Usage: harmgen [--name "Station name"]
               [--original_name "Original station name"]
               [--station_id_context "Organization assigning ID"]
               [--station_id "ID"]
               [--coordinates N.NNNNN N.NNNNN]    -90..90 °N  -180..180 °E
               [--timezone "Zoneinfo time zone spec"]
               [--country "Country"]
               [--units meters|feet|knots]
               [--min_dir N]                       0..359 ° true
               [--max_dir N]                       0..359 ° true
               [--legalese "1-line legal notice"]
               [--notes "Warnings to users"]
               [--comments "Info about this station"]
               [--source "Harmgen using data from XYZ"]
               [--restriction "Public domain"]
               [--xfields "EtCetera:  Et cetera."]
               [--datum "Lowest Astronomical Tide"]
               [--datum_override N.NN]
               [--maxconstituents N]
               [--minamplitude N.NN]
               [--force]
               congen-input-file.txt
               time-series-input-file.txt
               output-file.sql

When executed, the harmgen program will do the following:

  (1)  Generate a file called "oct_input" containing the data needed
  by the Octave script.

  (2)  Invoke harmgen.sh, which runs the Octave script.  It may run
  for a long time and consume lots of memory with no visible
  progress.  In the end, the file "oct_output" is created.

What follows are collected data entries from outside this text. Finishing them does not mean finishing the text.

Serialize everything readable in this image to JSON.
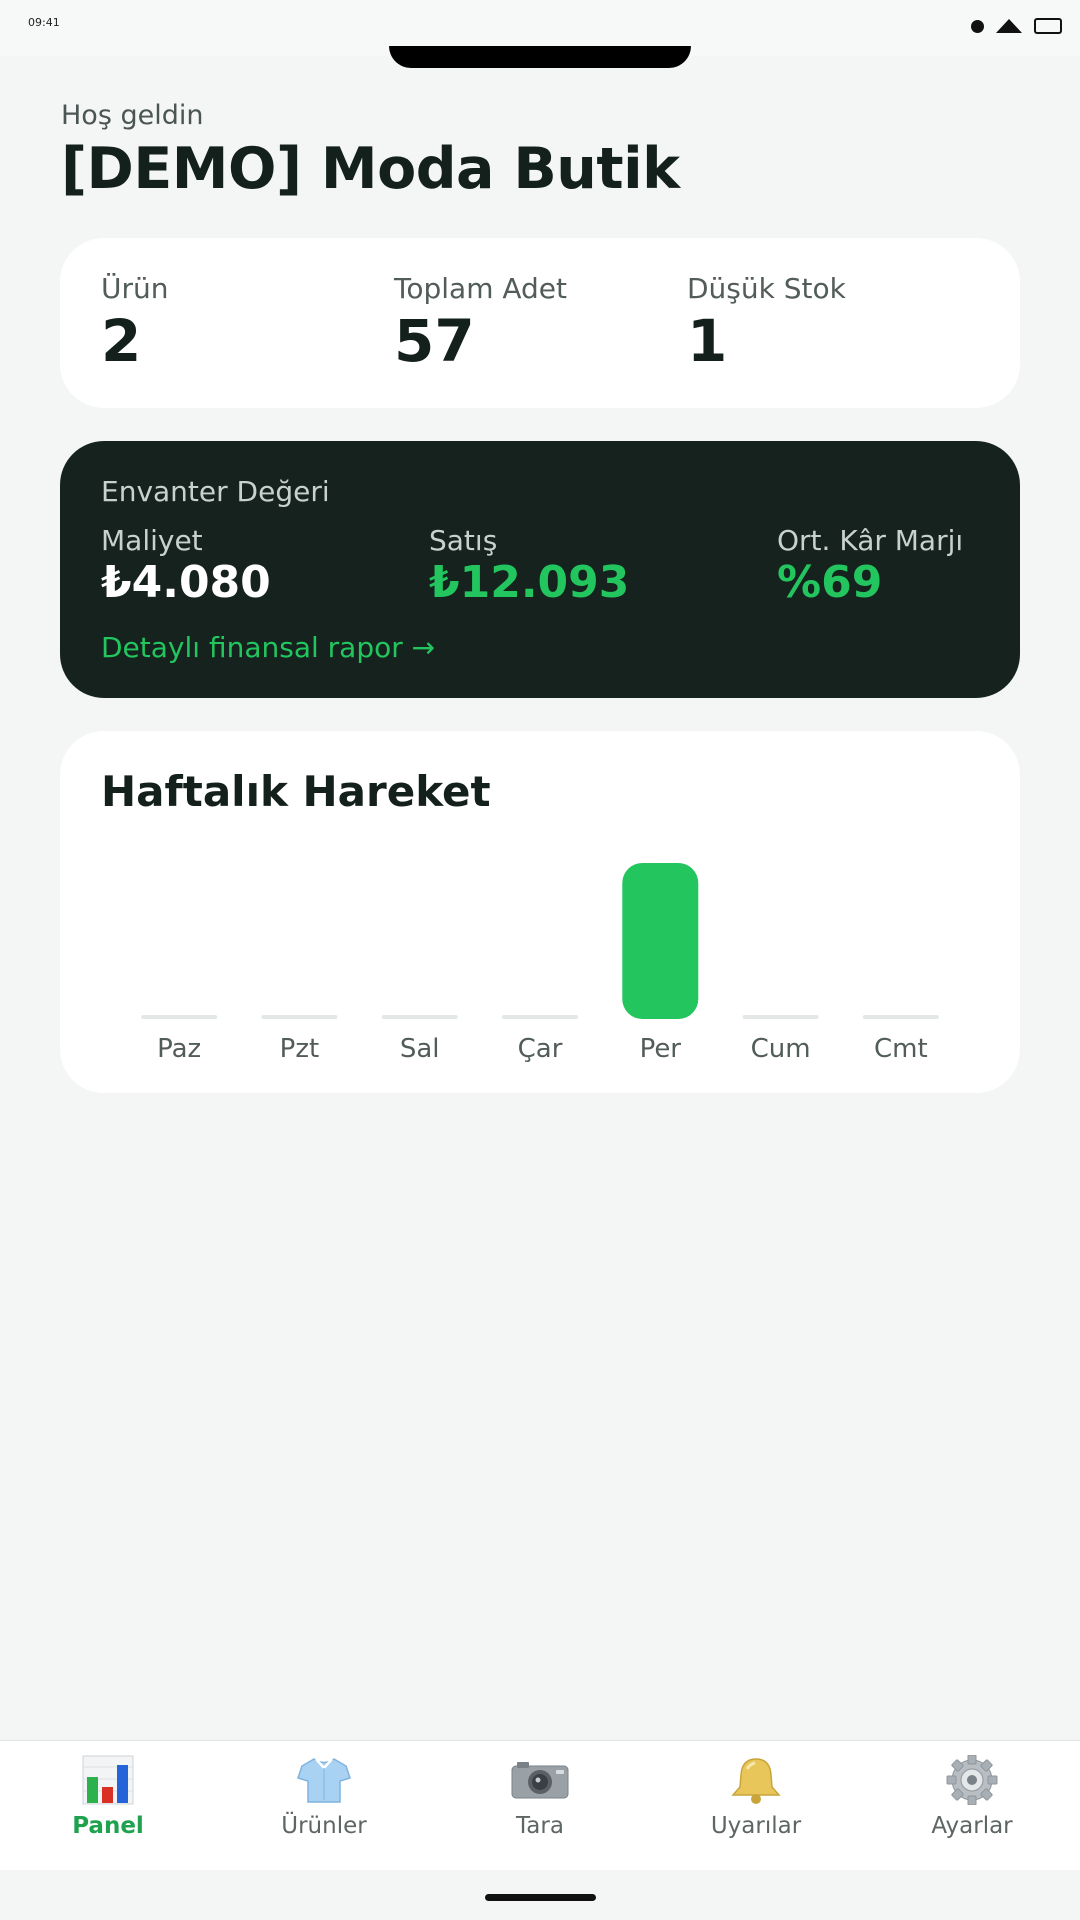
{
  "status": {
    "time": "09:41"
  },
  "header": {
    "greeting": "Hoş geldin",
    "store_name": "[DEMO] Moda Butik"
  },
  "stats": [
    {
      "label": "Ürün",
      "value": "2"
    },
    {
      "label": "Toplam Adet",
      "value": "57"
    },
    {
      "label": "Düşük Stok",
      "value": "1"
    }
  ],
  "inventory": {
    "title": "Envanter Değeri",
    "cost_label": "Maliyet",
    "cost_value": "₺4.080",
    "sales_label": "Satış",
    "sales_value": "₺12.093",
    "margin_label": "Ort. Kâr Marjı",
    "margin_value": "%69",
    "link": "Detaylı finansal rapor →"
  },
  "weekly": {
    "title": "Haftalık Hareket"
  },
  "chart_data": {
    "type": "bar",
    "title": "Haftalık Hareket",
    "categories": [
      "Paz",
      "Pzt",
      "Sal",
      "Çar",
      "Per",
      "Cum",
      "Cmt"
    ],
    "values": [
      0,
      0,
      0,
      0,
      1,
      0,
      0
    ],
    "ylim": [
      0,
      1
    ],
    "grid": false,
    "bar_color": "#22c55e",
    "empty_color": "#e3e8e6"
  },
  "tabs": [
    {
      "label": "Panel",
      "icon": "bar-chart-icon",
      "active": true
    },
    {
      "label": "Ürünler",
      "icon": "shirt-icon",
      "active": false
    },
    {
      "label": "Tara",
      "icon": "camera-icon",
      "active": false
    },
    {
      "label": "Uyarılar",
      "icon": "bell-icon",
      "active": false
    },
    {
      "label": "Ayarlar",
      "icon": "gear-icon",
      "active": false
    }
  ],
  "colors": {
    "accent": "#22c55e",
    "dark_card": "#15221e",
    "background": "#f4f6f5"
  }
}
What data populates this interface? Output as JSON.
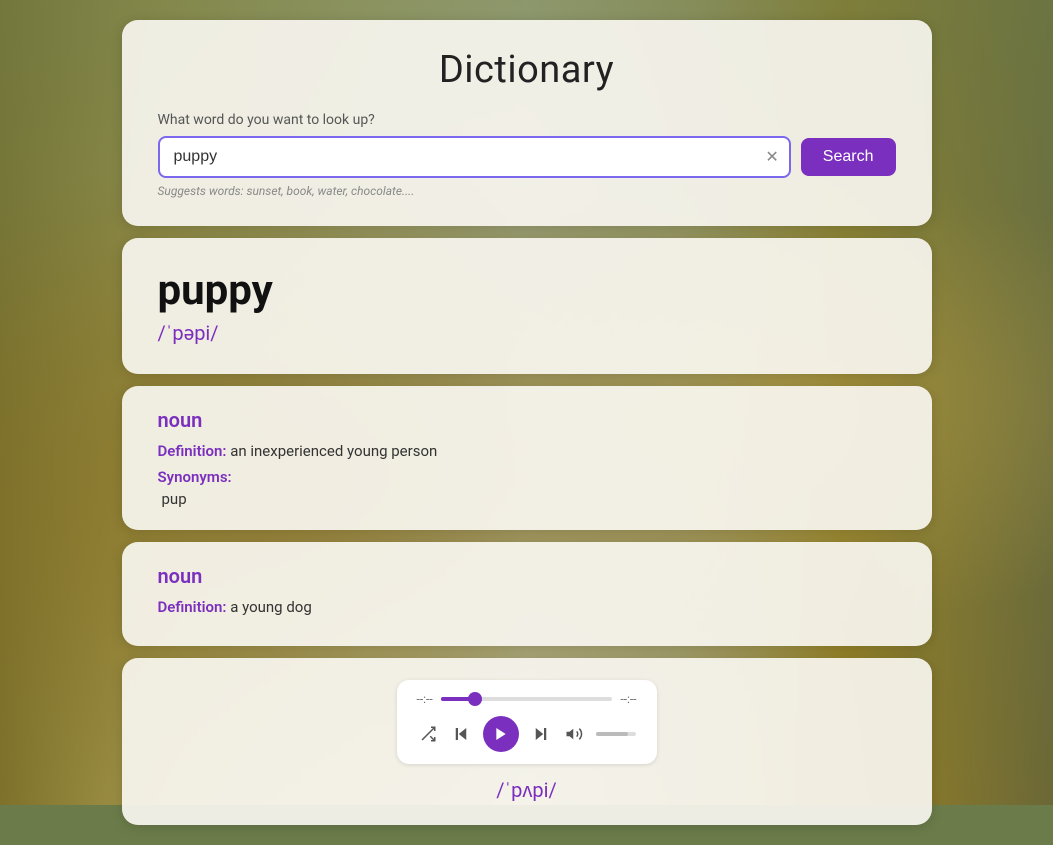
{
  "background": {
    "description": "dogs background"
  },
  "app": {
    "title": "Dictionary"
  },
  "search": {
    "label": "What word do you want to look up?",
    "input_value": "puppy",
    "hint": "Suggests words: sunset, book, water, chocolate....",
    "button_label": "Search"
  },
  "word": {
    "text": "puppy",
    "phonetic": "/ˈpəpi/"
  },
  "definitions": [
    {
      "part_of_speech": "noun",
      "definition_label": "Definition:",
      "definition": "an inexperienced young person",
      "synonyms_label": "Synonyms:",
      "synonyms": [
        "pup"
      ]
    },
    {
      "part_of_speech": "noun",
      "definition_label": "Definition:",
      "definition": "a young dog",
      "synonyms_label": null,
      "synonyms": []
    }
  ],
  "audio": {
    "time_current": "--:--",
    "time_total": "--:--",
    "phonetic": "/ˈpʌpi/"
  },
  "colors": {
    "accent": "#7b2fbe",
    "accent_light": "#7b68ee"
  }
}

  (3)  When the script exits, harmgen reads the contents of
  oct_output, makes final adjustments, and writes the output to
  output-file.sql.

The intermediate files "oct_input" and "oct_output" will be left laying
around so that you can inspect or reuse them if troubleshooting is needed.
Otherwise, to avoid confusion, please delete them before running harmgen
again.


Discarding constituents
-----------------------

Two command-line options allow you to set policy on discarding constituents.
They can be used together without conflict.

--maxconstituents N    Sort constituents by descending amplitude and retain
                       at most the top N of them.

--minamplitude N.NN    Discard constituents with amplitude less than the
                       specified number.


Using the new station
---------------------

If all you wanted was the harmonic constants, you can extract them from the
human-readable output-file.sql using a text editor and take it from there.
However, the output of Harmgen is designed to be used with Harmbase2, a
harmonic constant management package that handles all the details.  Harmbase2
is available from https://flaterco.com/xtide/files.html#experts.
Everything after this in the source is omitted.